Bug #206
Trac login username not case sensitive but operations are
100%
Description
When logging in to the Trac site the supplied user name is not treated in a case sensitive way which results in the user being authenticated by LDAP, but the account information doesn't match with the credentials internally by Trac. So for example, I can login with username "VIEGLAIS", but that user has no permissions within Trac.
Since authentication is handled by Apache, it is likely the issue lies with mod_auth_ldap ignoring case (likely converting username to lowercase).
Unless there's a configuration option for mod_auth_ldap to preserve case, the best option might be to warn users to always use lower case for their user name when logging in.
History
#1 Updated by Dave Vieglais over 14 years ago
The uid and userid attributes are defined with "caseIgnoreMatch" in the OpenLDAP configuration, so it appears this behavior is by design, and altering it may have unintended consequences.

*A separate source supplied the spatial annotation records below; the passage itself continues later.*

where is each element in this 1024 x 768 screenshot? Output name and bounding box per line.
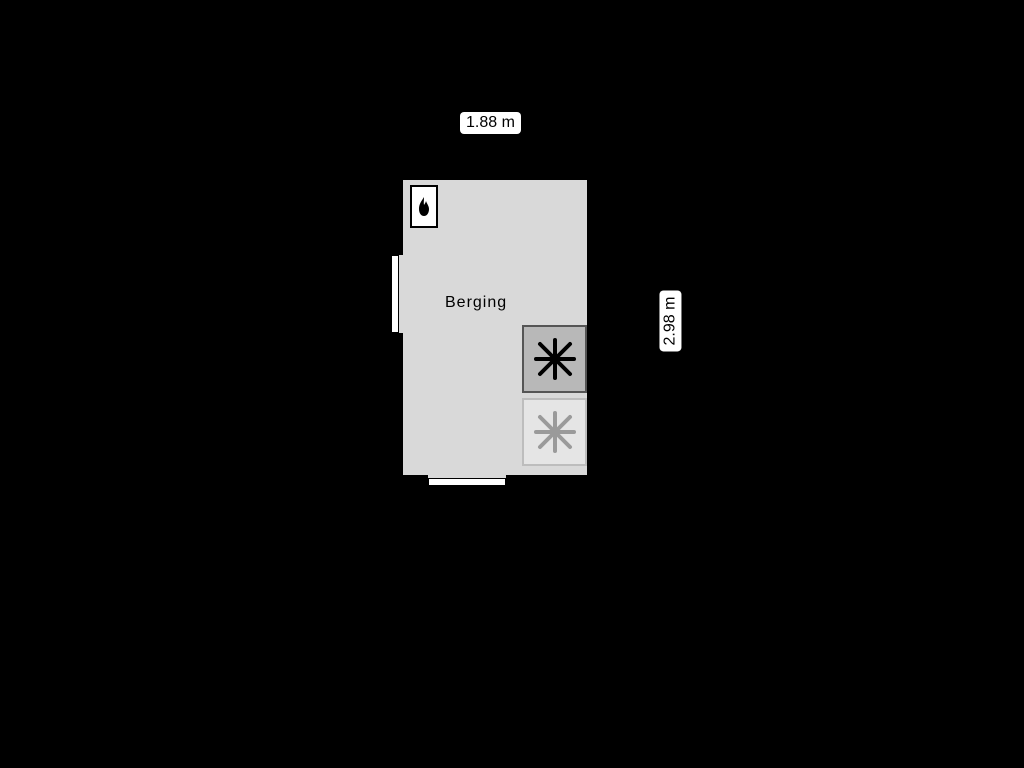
dimension-right: 2.98 m <box>659 291 681 352</box>
room-label: Berging <box>445 294 507 312</box>
asterisk-icon <box>533 410 577 454</box>
appliance-bottom <box>522 398 587 466</box>
boiler-icon <box>410 185 438 228</box>
appliance-top <box>522 325 587 393</box>
floorplan-stage: Berging 1.88 m 2.98 m <box>0 0 1024 768</box>
door-left-leaf <box>391 255 399 333</box>
flame-icon <box>415 196 433 218</box>
dimension-top: 1.88 m <box>460 112 521 134</box>
door-bottom-leaf <box>428 478 506 486</box>
asterisk-icon <box>533 337 577 381</box>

Hence the viable options are to warn users or to hack Trac to force lower-case usernames (undesirable).
( 0.9.2342.19200300.100.1.1 NAME ( 'uid' 'userid' ) DESC 'RFC1274: user identifier' EQUALITY caseIgnoreMatch SUBSTR caseIgnoreSubstringsMatch SYNTAX 1.3.6.1.4.1.1466.115.121.1.15{256} }
#2 Updated by Matthew Jones over 13 years ago
- Status changed from New to Closed
Closing, as we are moving off of track so no longer an issue.